An astronomer has explored the universe for a possible message from its creator


The universe is a mysterious place. We don’t know why it is, and there are so many unanswered questions about how it is. But what if it was created on purpose by an intelligent entity? Is there a way we can find it?

In 2005, a pair of physicists proposed that if there were a creator, they could encode a message in the background radiation of the universe, when light was first released to flow freely through space. This light is called Cosmic Microwave Background (CMB).

Now, Michael Hippk, an astrophysicist at the Sonberg Observatory and Breakthrough Liege in Germany, has discovered this message by translating temperature variations into CMB into binary bit flow.

What he recovered seems completely meaningless.

Hippa’s paper describing his methods and findings has been uploaded to the pre-print server archive, (and thus remains to be peer-reviewed); The work involves bitcoin streaming so that other interested parties can study it for themselves.

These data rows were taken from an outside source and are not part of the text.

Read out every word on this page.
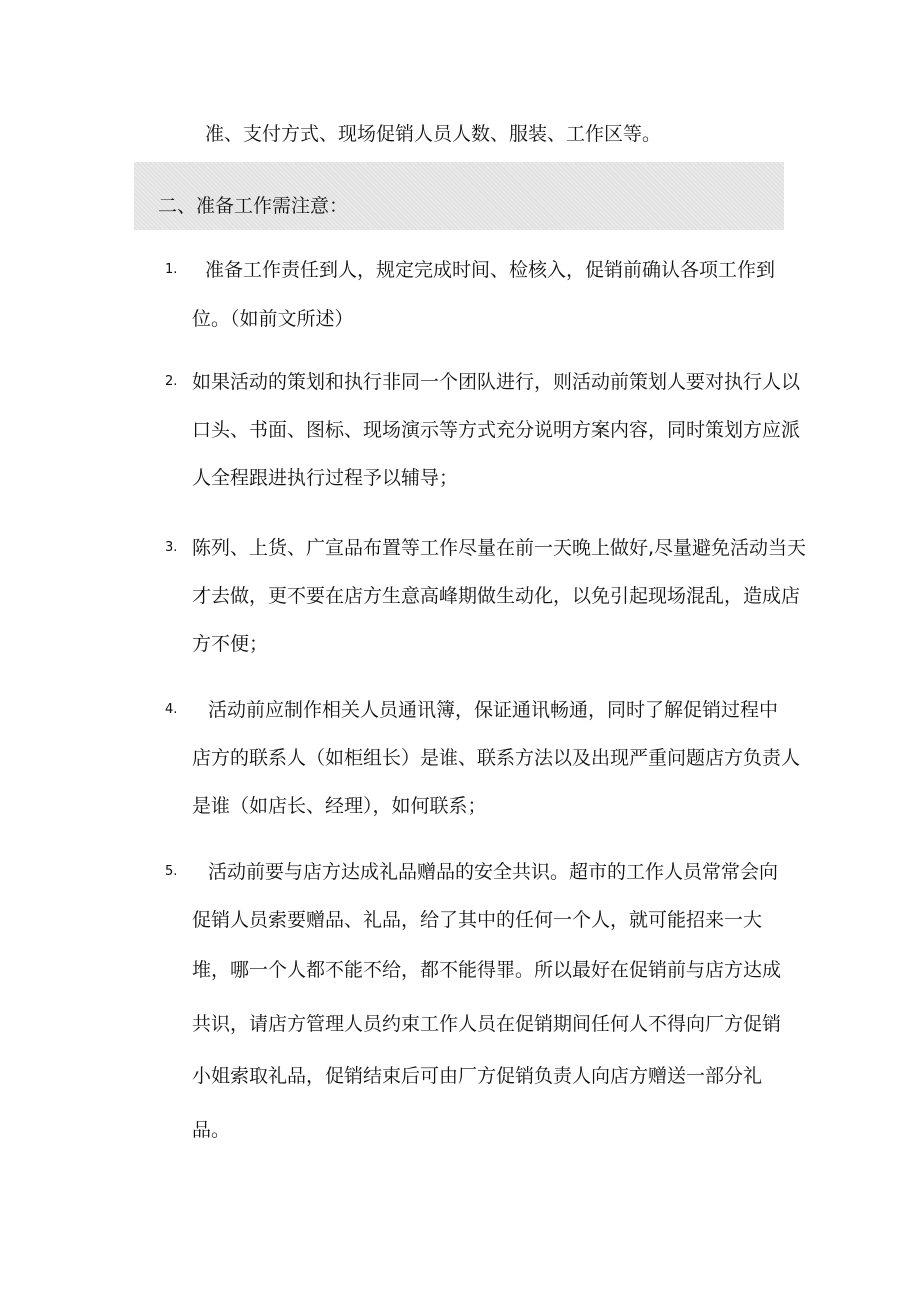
准、支付方式、现场促销人员人数、服装、工作区等。
二、准备工作需注意：
1. 准备工作责任到人，规定完成时间、检核入，促销前确认各项工作到
位。（如前文所述）
2. 如果活动的策划和执行非同一个团队进行，则活动前策划人要对执行人以
口头、书面、图标、现场演示等方式充分说明方案内容，同时策划方应派
人全程跟进执行过程予以辅导；
3. 陈列、上货、广宣品布置等工作尽量在前一天晚上做好,尽量避免活动当天
才去做，更不要在店方生意高峰期做生动化，以免引起现场混乱，造成店
方不便；
4. 活动前应制作相关人员通讯簿，保证通讯畅通，同时了解促销过程中
店方的联系人（如柜组长）是谁、联系方法以及出现严重问题店方负责人
是谁（如店长、经理），如何联系；
5. 活动前要与店方达成礼品赠品的安全共识。超市的工作人员常常会向
促销人员索要赠品、礼品，给了其中的任何一个人，就可能招来一大
堆，哪一个人都不能不给，都不能得罪。所以最好在促销前与店方达成
共识，请店方管理人员约束工作人员在促销期间任何人不得向厂方促销
小姐索取礼品，促销结束后可由厂方促销负责人向店方赠送一部分礼
品。
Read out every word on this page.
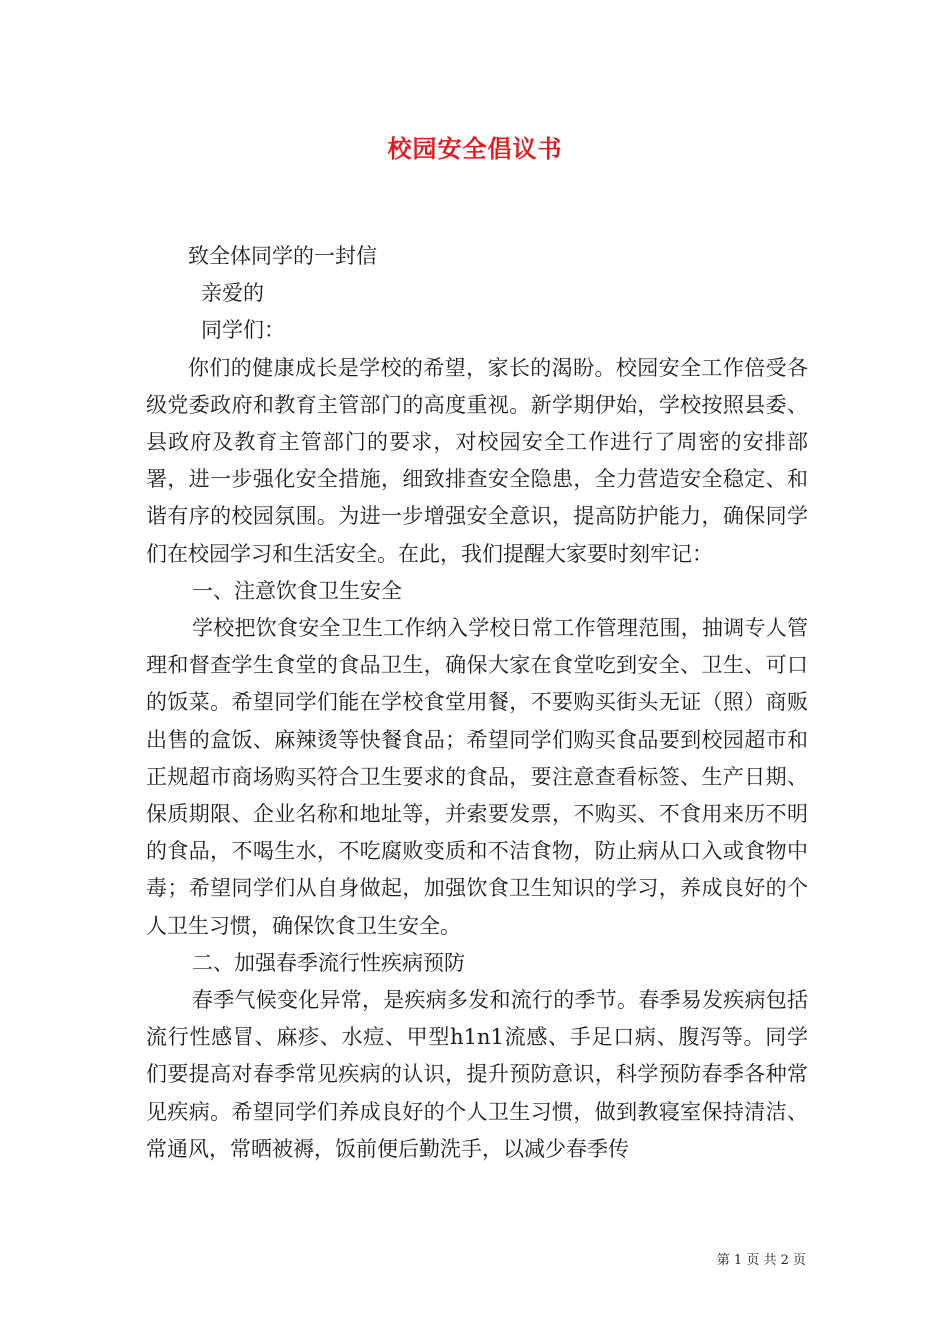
校园安全倡议书

致全体同学的一封信

亲爱的

同学们：

你们的健康成长是学校的希望，家长的渴盼。校园安全工作倍受各级党委政府和教育主管部门的高度重视。新学期伊始，学校按照县委、县政府及教育主管部门的要求，对校园安全工作进行了周密的安排部署，进一步强化安全措施，细致排查安全隐患，全力营造安全稳定、和谐有序的校园氛围。为进一步增强安全意识，提高防护能力，确保同学们在校园学习和生活安全。在此，我们提醒大家要时刻牢记：

一、注意饮食卫生安全

学校把饮食安全卫生工作纳入学校日常工作管理范围，抽调专人管理和督查学生食堂的食品卫生，确保大家在食堂吃到安全、卫生、可口的饭菜。希望同学们能在学校食堂用餐，不要购买街头无证（照）商贩出售的盒饭、麻辣烫等快餐食品；希望同学们购买食品要到校园超市和正规超市商场购买符合卫生要求的食品，要注意查看标签、生产日期、保质期限、企业名称和地址等，并索要发票，不购买、不食用来历不明的食品，不喝生水，不吃腐败变质和不洁食物，防止病从口入或食物中毒；希望同学们从自身做起，加强饮食卫生知识的学习，养成良好的个人卫生习惯，确保饮食卫生安全。

二、加强春季流行性疾病预防

春季气候变化异常，是疾病多发和流行的季节。春季易发疾病包括流行性感冒、麻疹、水痘、甲型h1n1流感、手足口病、腹泻等。同学们要提高对春季常见疾病的认识，提升预防意识，科学预防春季各种常见疾病。希望同学们养成良好的个人卫生习惯，做到教寝室保持清洁、常通风，常晒被褥，饭前便后勤洗手，以减少春季传

第 1 页 共 2 页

The cosmic microwave background is an incredibly useful relic of the early universe. It is about 380,000 years after the Big Bang. Before this, the universe was completely dark and opaque, so hot and ga ense that atoms could not form; Protons and electrons were flying around in the form of ionized plasma.

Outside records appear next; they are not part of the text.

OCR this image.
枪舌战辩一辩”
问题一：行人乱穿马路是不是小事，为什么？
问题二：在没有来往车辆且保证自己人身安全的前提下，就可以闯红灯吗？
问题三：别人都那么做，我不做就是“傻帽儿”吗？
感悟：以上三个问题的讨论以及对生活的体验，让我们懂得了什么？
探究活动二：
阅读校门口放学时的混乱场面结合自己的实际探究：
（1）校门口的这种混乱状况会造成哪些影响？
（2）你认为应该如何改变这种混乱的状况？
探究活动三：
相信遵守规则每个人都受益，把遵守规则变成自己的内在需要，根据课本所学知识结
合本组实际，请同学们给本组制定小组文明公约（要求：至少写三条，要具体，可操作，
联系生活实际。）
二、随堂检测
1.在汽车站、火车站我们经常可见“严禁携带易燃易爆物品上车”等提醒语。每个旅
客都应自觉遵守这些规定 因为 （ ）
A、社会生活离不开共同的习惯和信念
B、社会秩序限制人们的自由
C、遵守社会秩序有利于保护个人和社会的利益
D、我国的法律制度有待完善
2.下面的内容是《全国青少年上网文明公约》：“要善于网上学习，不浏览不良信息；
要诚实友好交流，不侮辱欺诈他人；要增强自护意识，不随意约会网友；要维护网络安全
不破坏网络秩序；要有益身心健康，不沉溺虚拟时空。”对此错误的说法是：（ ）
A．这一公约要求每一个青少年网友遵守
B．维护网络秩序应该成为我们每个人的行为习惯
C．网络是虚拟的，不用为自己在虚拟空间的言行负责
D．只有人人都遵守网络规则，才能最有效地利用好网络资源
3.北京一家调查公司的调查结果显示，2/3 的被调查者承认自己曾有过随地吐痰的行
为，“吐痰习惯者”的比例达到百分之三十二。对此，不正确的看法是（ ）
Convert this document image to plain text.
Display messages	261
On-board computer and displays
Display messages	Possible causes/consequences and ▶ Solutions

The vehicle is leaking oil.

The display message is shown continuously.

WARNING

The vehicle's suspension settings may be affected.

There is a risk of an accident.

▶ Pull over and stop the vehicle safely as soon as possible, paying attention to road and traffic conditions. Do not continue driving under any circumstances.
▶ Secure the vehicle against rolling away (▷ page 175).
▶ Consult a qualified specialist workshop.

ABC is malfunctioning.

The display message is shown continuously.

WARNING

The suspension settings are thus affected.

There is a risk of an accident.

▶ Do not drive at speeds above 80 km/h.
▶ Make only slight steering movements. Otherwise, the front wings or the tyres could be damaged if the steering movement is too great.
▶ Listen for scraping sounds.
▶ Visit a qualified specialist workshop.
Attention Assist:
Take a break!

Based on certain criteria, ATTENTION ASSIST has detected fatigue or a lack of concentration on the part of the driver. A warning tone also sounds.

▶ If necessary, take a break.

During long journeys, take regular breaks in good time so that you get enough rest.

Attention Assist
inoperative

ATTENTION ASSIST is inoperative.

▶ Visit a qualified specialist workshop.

As the universe cools and expands, it can combine protons and electrons to form neutral hydrogen atoms which we call the age of reincarnation. The space became clear, and light could move freely through it for the first time.

This first light is still to be found today, albeit in a daze, by suffocating all known places. That is the CMB. Since the early universe was not uniform, very slight fluctuations in the temperature of the CMB varied in density in the eve of today’s recovery manifest.

Because of this ubiquity, reg Reagan University theoretical physicists Stephen Sue and Anthony Zee of the University of California, Santa Barbara argued – in full theory – that the CMB would create a complete billboard on which to leave a message that would be visible to all. Technological culture in the universe.

“Our work does not in any way support the intelligent design movement,” he wrote in a 2006 paper, “but asks, and tries to answer, the whole scientific question of what the medium and message might be if there really was a message.”

They proposed that binary message could be encoded in temperature variations in CMB. Hippie has tried to find this out – first by addressing the claims made by Sue and Zee, and then by using data to try and find the message.

“[Hsu and Zee’s] The assumptions were, first, that some of the best universes have been created. Second, that the Creator really wanted to inform us that the universe was created on purpose, “Hippak wrote.

“Then, the question is: how will they send the message? The CMB is a clear choice, as it is the largest billboard in the sky, and visible to all technological cultures. Sue and Zee argue that the message in the message is CMB space and time. Will be the same for all observers in the meantime and the information content may be reasonably large (thousands of bits).

There are, hippies found, some problems with these claims. The first is that the CMB is still cooling. It started at about 3,000 Kelvin; Now, 13.4 billion years later, it is 2.7 Kelvin. As the age of the universe continues, CMB will eventually become undiagnosed. It can take a further 10 duodenal years (10)40), But the CMB will fade.

Aside from the fact that physicists discovered the answer to Sue and Xena’s paper back in 2006, CMB is unlikely to look exactly the same in the sky for different observers at different locations. In addition, Hippak argues that, due to the frontal emission from the galaxy, we cannot see the entire CMB. And we have only one sky to measure, which represents the internal numerical uncertainty in every creative observation we make.

Based on these constraints, Hippak estimates that the content of the data will be much less than indicated by Hu and Zee – only 1000 bits. This gave him a good structure for the actual search of the message.

Both Planck Satellite and the Wilkinson Microwave Anisotropy Probe (WMAP) observed and recorded temperature fluctuations in CMB. It is from these datasets that Hippak racked its own bitstream, comparing the results of each dataset to find matching bits.

The first 500 bits of the message are illustrated below. Blake’s values ​​were similar in both Planck and WMAP datasets and are considered to be accurate with 90 percent probability. Values ​​in red deviation; Hippie chose Planck values, and he is accurate with only a 60 percent probability.

Binary(M. Hippke, Archive, 2020)

Rather than change the values, he found, the situation has not improved. Searching the on-line encyclopedia of integer sequences did not yield any convincing results, nor did the data move to the approximate location of the infinite future.

Hipke wrote, “I don’t find any meaningful message in the actual beat-stream.

“We may conclude that there is no clear message in the CMB’s sky. Although it is not clear whether there is a creator, we live in imitation, or whether the message was printed correctly in the previous part, but we failed. Gone to understand. “

Whether any of these options matter or not, the CMB has a lot to tell us, as Sue and Zina noted beautifully in the 2005 response.

Douglas Scott and James Zibin, physicists at the University of British Columbia, wrote, “The CMB encodes a repository of information about the formation of the celestial universe and possibly the nature of physics at the highest energy level.”

“The universe has given us a message on its own.”

The hippocampus paper can be read archive at full.